Había pasta de pintura blanca seca en una pared, y las manchas de pintura en la alfombra se habían secado y se endurecían. Las otras paredes estaban igualmente cubiertas de pintura, que también se había secado en los listones de las persianas. Las manos del somalí estaban embadurnadas de pintura blanca y había manchas en su torso desnudo y en la parte superior de sus pies desnudos, hasta sus pantalones estaban empapados de pintura blanca. Una lámpara barata de mesa yacía rota en el suelo, y un cubo de quince litros de pintura vacío y un pincel de brocha fina estaban tirados por el suelo junto a las patas de la cama. Había pintura seca por toda la colcha.

Sobre la colcha yacía Safia, la mujer de Omar Hasan Benawi. Había sido estrangulada con el cable que éste había arrancado de la lámpara de mesa, y la soga reposaba sobre la almohada como una cola de serpiente. Desnuda, parecía más pequeña, más frágil y vulnerable de lo que Bix Rumstead la recordaba. Y más niña. Yacía tendida en la cama con su cabeza en la almohada, y sus brazos estaban cruzados delante de sus pequeños pechos, tal y como su marido los había puesto. Y estaba blanca, totalmente blanca.
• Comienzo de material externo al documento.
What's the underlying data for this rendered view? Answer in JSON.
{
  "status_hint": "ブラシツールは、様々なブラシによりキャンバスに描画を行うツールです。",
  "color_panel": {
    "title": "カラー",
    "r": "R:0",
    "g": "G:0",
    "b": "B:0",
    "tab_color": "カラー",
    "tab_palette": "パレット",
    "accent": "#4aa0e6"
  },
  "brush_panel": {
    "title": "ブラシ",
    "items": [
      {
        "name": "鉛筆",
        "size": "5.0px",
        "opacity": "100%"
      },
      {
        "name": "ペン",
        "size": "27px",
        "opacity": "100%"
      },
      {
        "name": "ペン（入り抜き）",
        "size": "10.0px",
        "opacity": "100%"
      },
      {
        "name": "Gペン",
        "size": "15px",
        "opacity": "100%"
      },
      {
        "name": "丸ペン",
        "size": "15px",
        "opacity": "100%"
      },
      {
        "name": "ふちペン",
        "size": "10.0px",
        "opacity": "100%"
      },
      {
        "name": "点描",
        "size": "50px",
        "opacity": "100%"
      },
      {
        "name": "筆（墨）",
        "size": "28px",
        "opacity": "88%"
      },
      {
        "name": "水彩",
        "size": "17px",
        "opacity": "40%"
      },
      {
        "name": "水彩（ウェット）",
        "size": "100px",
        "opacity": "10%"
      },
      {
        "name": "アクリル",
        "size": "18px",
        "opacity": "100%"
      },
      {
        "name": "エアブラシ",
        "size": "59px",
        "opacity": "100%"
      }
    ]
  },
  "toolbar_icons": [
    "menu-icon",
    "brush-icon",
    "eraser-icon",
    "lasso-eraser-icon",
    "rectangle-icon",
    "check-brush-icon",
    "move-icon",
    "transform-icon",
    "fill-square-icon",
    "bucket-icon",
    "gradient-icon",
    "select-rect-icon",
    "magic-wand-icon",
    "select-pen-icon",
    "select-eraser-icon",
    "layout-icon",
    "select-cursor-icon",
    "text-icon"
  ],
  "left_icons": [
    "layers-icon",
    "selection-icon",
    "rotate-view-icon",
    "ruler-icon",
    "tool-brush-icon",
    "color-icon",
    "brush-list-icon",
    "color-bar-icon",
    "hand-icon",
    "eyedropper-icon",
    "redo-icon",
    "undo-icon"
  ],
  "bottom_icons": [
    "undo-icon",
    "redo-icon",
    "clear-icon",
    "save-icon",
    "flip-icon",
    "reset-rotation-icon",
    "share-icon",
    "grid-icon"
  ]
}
Omar había pintado hasta el último centímetro de su piel de color blanco. Desde la base de sus delicados pies hasta la coronilla de su pequeña cabeza redonda. Blanca como la muerte. Incluso sus ojos abiertos sin vida estaban pintados. La pintura seca cubría las órbitas cavernosas que Bix Rurastead recordaba tan bien.

Cuando Dan estaba esposando las manos del somalí a la espalda, el prisionero dijo:

– Ahora es cosa vuestra enterrarla con otros perros blancos en vuestros infieles sitios para muertos.

– ¡Cierra la puta boca! -dijo Gert von Braun-. Y escucha mientras te recuerdo tus derechos.

Aparecieron decenas de empleados del Departamento de Policía de Los Ángeles en la escena del crimen antes de que saliera el sol. Uno de los primeros en llegar fue el detective Charlie Gilford, que estaba a punto de acabar su turno cuando recibió la llamada de Bix Rumstead. Se dirigió al sudeste de Hollywood tan rápido como pudo.

Tras echar un vistazo a la grotesca escena del dormitorio salió a la entrada principal y dirigió sus concentradas perlas de sabiduría a un par de policías de la vigilancia nocturna que habían sido convocados para proteger la escena del crimen.